The example below uses the `colour.csv` dataset provided.

This contains a collection of time series (i.e. kinetics data) based on measuring different characteristics of colour recorded during a chemical reaction.

In [None]:
#colour_data.interpolate(method='linear', inplace=True)

# Example of adding a derived column in the colour data
colour_data['Red_to_Blue_Ratio'] = colour_data['red'] / (colour_data['blue'] + 1e-5)  # Avoid division by zero


print("\nColour Data with Red to Blue Ratio:")
display(colour_data.head())

# Plotting the Red to Blue ratio from the colour data
plt.figure(figsize=(8, 6))
plt.scatter(colour_data['Time'].to_numpy(), colour_data['Red_to_Blue_Ratio'].to_numpy(), label='Red to Blue Ratio', color='purple')
plt.xlabel('Time (s)')
plt.ylabel('Red to Blue Ratio')
plt.title('Red to Blue Ratio Over Time')
plt.legend()
plt.show()



# 5. Saving Processed Data to CSV Files

After processing and analyzing data, it is often useful to **export the results** to a new CSV file for further analysis or sharing with collaborators.


In [None]:

# Write the processed data to new CSV files
second_order_data.to_csv('Processed_Second_Order_Data.csv', index=False)
colour_data.to_csv('Processed_Colour_Data.csv', index=False)

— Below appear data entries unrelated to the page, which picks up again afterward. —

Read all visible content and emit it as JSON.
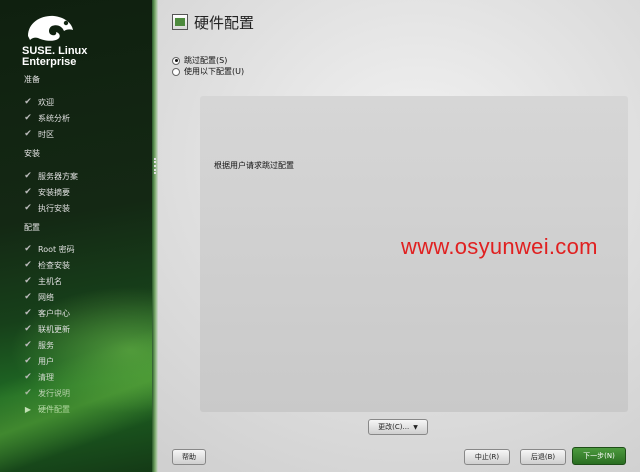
{
  "sidebar": {
    "brand_line1": "SUSE. Linux",
    "brand_line2": "Enterprise",
    "logo_icon": "suse-chameleon-icon",
    "sections": [
      {
        "label": "准备"
      },
      {
        "label": "安装"
      },
      {
        "label": "配置"
      }
    ],
    "steps": [
      {
        "label": "欢迎",
        "state": "done"
      },
      {
        "label": "系统分析",
        "state": "done"
      },
      {
        "label": "时区",
        "state": "done"
      },
      {
        "label": "服务器方案",
        "state": "done"
      },
      {
        "label": "安装摘要",
        "state": "done"
      },
      {
        "label": "执行安装",
        "state": "done"
      },
      {
        "label": "Root 密码",
        "state": "done"
      },
      {
        "label": "检查安装",
        "state": "done"
      },
      {
        "label": "主机名",
        "state": "done"
      },
      {
        "label": "网络",
        "state": "done"
      },
      {
        "label": "客户中心",
        "state": "done"
      },
      {
        "label": "联机更新",
        "state": "done"
      },
      {
        "label": "服务",
        "state": "done"
      },
      {
        "label": "用户",
        "state": "done"
      },
      {
        "label": "清理",
        "state": "done"
      },
      {
        "label": "发行说明",
        "state": "done"
      },
      {
        "label": "硬件配置",
        "state": "current"
      }
    ]
  },
  "main": {
    "title": "硬件配置",
    "title_icon": "hardware-icon",
    "options": [
      {
        "label": "跳过配置(S)",
        "selected": true
      },
      {
        "label": "使用以下配置(U)",
        "selected": false
      }
    ],
    "message": "根据用户请求跳过配置",
    "watermark": "www.osyunwei.com"
  },
  "buttons": {
    "change": "更改(C)...",
    "help": "帮助",
    "abort": "中止(R)",
    "back": "后退(B)",
    "next": "下一步(N)"
  },
  "colors": {
    "sidebar_dark": "#142814",
    "sidebar_green": "#1f6a24",
    "primary_button": "#2a6e22",
    "watermark": "#e02020"
  }
}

print("Processed data files have been saved as:")
print("- Processed_First_Order_Data.csv")
print("- Processed_Second_Order_Data.csv")
print("- Processed_Colour_Data.csv")



## Conclusion

In this notebook, we have:
- **Loaded data** from CSV files into **pandas** DataFrames.
- **Processed the data**, including interpolation of missing values and calculation of rolling averages.
- **Visualized the data** using **matplotlib**, enhancing our understanding of trends and patterns.
- **Saved the processed data** back to new CSV files for future use.

These skills are fundamental for working with **experimental data** in **chemistry research**, enabling better data management, analysis, and presentation.


# Play with the Program

You have also been provided with a third data set, `First_Order_Decay.csv` which has not featured in the example workflow above.

Replace `Second_Order_Decay.csv` with `First_Order_Decay.csv` for the relevant code blocks above, and get a feeling for what's different about the two datasets.

Can you combine what you learn here with what you learned in earlier exercises (e.g. 32 - 34)?